Sentire queste parole da mio figlio, con le lacrime a gli occhi, per me è un colpo al cuore...vi prego potete dirmi come posso aiutarlo cosa devo dirgli? l'ho notato pure io che i bimbi quando sono soli con lui giocano appena arriva un'altra bimbo lo lasciano da solo...e lui cerca in tutti i modi di fare il buffoncello per farsi notare, ma senza risultato...grazie spero mi possiate aiutare

2 risposte degli esperti per questa domanda

Buongiorno Luana il comportamento dei bambini che descrive é tipico dell'età. I bambini, a questa età, sono molto curiosi e ogni volta che sono attratti da qualcosa o qualcuno vanno direttamente verso la fonte per esplorare ed interagire, senza curarsi troppo di lasciare qualcuno o qualcosa che avevano vicino o tra le mani. È a partire dalle scuole primarie di primo grado che i bambini vengono aiutati a relazionarsi in modo sempre più socializzato. Ha scritto che il suo bimbo é timido e sensibile lei può incoraggiarlo e sostenerlo nel seguire i bimbi con cui stava interagendo senza alcuna esitazione. Soprattutto i bambini timidi vanno accompagnati e sostenuti nell'azione desiderata.

Buone cose

Dott. ssa Giovanna Cappello

Salve,

innanzitutto è una buona cosa che il bambino, anche se così, piccolo parli di queste cose, e che cerchi aiuto da lei.
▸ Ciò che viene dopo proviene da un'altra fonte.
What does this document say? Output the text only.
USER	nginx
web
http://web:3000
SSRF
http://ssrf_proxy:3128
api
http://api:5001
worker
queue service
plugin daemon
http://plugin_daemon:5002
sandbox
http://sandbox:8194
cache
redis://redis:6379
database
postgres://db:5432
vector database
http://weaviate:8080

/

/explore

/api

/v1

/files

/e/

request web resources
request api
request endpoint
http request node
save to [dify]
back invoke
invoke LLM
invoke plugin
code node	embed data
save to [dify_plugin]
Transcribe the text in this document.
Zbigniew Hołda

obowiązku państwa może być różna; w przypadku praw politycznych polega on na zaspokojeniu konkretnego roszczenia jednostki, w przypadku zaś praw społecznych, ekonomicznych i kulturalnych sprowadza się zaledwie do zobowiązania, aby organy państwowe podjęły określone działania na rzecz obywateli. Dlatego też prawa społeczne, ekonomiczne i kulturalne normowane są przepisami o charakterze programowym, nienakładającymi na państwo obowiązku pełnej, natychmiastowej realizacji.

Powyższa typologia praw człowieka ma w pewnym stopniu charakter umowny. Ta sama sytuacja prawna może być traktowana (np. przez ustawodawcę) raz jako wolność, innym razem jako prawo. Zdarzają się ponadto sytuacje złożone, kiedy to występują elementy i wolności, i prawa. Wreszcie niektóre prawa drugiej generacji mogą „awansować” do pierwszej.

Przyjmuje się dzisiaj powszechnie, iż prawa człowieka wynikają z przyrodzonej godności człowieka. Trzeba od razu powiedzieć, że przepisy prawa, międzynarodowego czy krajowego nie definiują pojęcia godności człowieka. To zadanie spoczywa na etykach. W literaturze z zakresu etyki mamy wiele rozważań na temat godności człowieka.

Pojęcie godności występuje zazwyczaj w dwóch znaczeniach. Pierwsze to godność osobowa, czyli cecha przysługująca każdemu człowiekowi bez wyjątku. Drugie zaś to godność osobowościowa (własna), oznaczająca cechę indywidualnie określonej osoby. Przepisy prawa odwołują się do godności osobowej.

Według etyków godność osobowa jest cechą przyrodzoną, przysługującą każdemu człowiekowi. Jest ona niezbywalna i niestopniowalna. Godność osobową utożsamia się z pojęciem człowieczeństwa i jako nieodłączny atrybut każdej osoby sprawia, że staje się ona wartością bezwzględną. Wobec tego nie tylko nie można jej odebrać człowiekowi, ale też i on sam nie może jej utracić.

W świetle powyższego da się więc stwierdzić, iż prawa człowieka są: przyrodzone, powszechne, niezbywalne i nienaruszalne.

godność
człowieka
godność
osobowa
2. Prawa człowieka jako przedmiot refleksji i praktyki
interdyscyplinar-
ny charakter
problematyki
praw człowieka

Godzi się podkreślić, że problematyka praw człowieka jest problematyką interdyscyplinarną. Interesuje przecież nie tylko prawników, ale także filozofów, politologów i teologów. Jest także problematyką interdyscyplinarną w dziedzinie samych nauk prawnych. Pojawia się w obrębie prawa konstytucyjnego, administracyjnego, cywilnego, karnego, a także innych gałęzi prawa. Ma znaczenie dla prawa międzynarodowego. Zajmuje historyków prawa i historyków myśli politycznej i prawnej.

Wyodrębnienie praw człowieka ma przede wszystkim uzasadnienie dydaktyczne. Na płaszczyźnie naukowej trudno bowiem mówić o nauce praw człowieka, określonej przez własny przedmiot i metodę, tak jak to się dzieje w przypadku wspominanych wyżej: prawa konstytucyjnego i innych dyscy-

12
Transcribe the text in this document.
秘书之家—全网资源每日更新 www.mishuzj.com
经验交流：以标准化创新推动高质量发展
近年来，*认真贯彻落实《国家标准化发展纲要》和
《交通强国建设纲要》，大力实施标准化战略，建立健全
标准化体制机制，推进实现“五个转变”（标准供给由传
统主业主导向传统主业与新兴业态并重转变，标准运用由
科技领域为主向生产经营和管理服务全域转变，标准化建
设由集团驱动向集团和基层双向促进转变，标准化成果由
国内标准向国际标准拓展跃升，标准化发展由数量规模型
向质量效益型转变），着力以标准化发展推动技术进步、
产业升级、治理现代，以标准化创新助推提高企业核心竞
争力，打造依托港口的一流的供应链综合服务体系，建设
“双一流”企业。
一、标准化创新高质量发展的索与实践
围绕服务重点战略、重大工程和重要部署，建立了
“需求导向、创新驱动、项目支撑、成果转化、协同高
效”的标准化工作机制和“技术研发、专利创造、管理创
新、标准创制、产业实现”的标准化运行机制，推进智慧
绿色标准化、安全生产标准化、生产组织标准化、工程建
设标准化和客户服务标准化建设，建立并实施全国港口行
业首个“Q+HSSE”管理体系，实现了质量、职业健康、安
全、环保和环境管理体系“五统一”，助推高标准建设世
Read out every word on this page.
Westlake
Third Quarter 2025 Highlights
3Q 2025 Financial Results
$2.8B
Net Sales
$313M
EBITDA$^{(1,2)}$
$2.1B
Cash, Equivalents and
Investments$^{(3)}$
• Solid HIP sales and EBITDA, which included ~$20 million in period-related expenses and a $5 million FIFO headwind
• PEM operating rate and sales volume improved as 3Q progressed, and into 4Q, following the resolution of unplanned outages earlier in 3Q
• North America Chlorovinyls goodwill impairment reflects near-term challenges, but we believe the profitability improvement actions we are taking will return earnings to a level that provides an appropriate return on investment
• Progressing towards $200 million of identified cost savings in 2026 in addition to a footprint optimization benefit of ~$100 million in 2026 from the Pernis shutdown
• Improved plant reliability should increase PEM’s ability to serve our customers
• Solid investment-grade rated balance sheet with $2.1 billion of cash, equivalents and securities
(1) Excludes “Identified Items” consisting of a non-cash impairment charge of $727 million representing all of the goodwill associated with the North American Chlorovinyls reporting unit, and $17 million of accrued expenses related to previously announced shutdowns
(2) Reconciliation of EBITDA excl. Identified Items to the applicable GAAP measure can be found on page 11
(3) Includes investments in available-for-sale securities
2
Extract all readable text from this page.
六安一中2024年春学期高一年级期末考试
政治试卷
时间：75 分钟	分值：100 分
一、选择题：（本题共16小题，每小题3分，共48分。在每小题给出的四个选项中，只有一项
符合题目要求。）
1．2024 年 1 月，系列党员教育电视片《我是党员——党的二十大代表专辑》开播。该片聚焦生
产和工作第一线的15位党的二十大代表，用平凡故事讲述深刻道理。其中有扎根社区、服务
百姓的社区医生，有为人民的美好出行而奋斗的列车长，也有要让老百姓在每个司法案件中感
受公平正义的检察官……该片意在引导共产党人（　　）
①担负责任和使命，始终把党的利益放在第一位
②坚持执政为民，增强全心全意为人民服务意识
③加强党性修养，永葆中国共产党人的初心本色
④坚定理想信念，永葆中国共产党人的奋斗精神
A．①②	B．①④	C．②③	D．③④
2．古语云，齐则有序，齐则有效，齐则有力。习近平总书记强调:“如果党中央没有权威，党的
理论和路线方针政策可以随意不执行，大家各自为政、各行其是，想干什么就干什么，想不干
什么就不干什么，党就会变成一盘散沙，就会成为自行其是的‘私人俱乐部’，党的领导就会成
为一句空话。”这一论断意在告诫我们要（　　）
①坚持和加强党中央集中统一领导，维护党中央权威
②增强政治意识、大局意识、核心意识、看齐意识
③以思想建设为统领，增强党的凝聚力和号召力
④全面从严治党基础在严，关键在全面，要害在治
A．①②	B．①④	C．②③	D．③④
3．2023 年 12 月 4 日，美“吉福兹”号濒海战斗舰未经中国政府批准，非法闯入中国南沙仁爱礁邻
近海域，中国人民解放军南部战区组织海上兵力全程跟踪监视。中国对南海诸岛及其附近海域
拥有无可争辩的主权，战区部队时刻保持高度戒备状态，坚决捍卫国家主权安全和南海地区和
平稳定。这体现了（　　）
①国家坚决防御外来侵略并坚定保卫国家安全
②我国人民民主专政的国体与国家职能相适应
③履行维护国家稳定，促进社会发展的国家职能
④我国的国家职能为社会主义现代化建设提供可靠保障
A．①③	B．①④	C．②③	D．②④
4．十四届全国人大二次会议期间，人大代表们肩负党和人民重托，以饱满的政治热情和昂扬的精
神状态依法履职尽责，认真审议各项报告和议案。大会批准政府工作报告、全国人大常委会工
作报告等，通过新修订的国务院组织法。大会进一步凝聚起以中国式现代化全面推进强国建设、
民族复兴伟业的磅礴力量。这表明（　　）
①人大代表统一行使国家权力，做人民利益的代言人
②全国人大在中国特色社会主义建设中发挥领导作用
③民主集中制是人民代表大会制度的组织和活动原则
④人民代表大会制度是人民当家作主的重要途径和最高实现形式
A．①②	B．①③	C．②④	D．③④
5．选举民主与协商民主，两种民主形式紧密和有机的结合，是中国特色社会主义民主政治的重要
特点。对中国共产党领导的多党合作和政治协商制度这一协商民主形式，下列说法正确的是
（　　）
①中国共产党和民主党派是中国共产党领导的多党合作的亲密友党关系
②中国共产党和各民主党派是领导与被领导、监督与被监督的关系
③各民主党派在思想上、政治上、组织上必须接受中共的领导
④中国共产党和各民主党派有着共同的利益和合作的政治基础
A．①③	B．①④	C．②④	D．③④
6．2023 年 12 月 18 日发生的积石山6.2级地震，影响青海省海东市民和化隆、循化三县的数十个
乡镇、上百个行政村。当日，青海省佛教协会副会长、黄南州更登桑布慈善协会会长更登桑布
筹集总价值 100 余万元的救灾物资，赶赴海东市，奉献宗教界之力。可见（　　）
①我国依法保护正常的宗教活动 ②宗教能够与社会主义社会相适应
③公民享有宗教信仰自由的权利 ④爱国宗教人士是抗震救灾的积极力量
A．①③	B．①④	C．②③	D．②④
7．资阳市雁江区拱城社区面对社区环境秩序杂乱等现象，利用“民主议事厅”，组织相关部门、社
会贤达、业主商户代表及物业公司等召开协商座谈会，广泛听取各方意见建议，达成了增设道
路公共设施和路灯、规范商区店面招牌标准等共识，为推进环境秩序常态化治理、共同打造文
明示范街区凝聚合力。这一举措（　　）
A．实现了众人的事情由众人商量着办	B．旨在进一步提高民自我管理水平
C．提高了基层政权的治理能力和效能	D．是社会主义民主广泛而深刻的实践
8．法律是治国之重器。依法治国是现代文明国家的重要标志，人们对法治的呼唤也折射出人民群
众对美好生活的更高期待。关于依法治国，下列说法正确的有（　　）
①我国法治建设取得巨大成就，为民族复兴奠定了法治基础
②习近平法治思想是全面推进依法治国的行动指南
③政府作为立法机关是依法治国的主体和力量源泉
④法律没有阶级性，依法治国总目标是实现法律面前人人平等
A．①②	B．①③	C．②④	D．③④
Lei può cercare di consolarlo, di spiegargli che non è colpa sua, ma dovrebbe anche fargli capire che a volte è normale giocare da soli o che gli altri bambini si allontanino. Quando succede magari al parco lei potrebbe aiutarlo a socializzare chiedendo ad altri bambini come si chiamano e se vogliono giocare insieme, se lui da solo non riesce. Consiglierei anche di vedere come vanno le cose nella nuova scuola e con i nuovi compagnie per facilitare le cose potrebbe iniziare da subito ad invitare spesso amichetti a casa, uno alla volta per evitare situazioni spiacevoli per suo figlio, per creare subito dei buoni rapporti. Così il bambino nel rapporto 1 a 1 invece che nel grande gruppo si sentirà più sicuro, ma con il tempo proprio in virtù di questa sua sicurezza nel rapporto personale con ceti compagni potrebbe riuscire a non sentirsi escluso anche quando sono tutti insieme.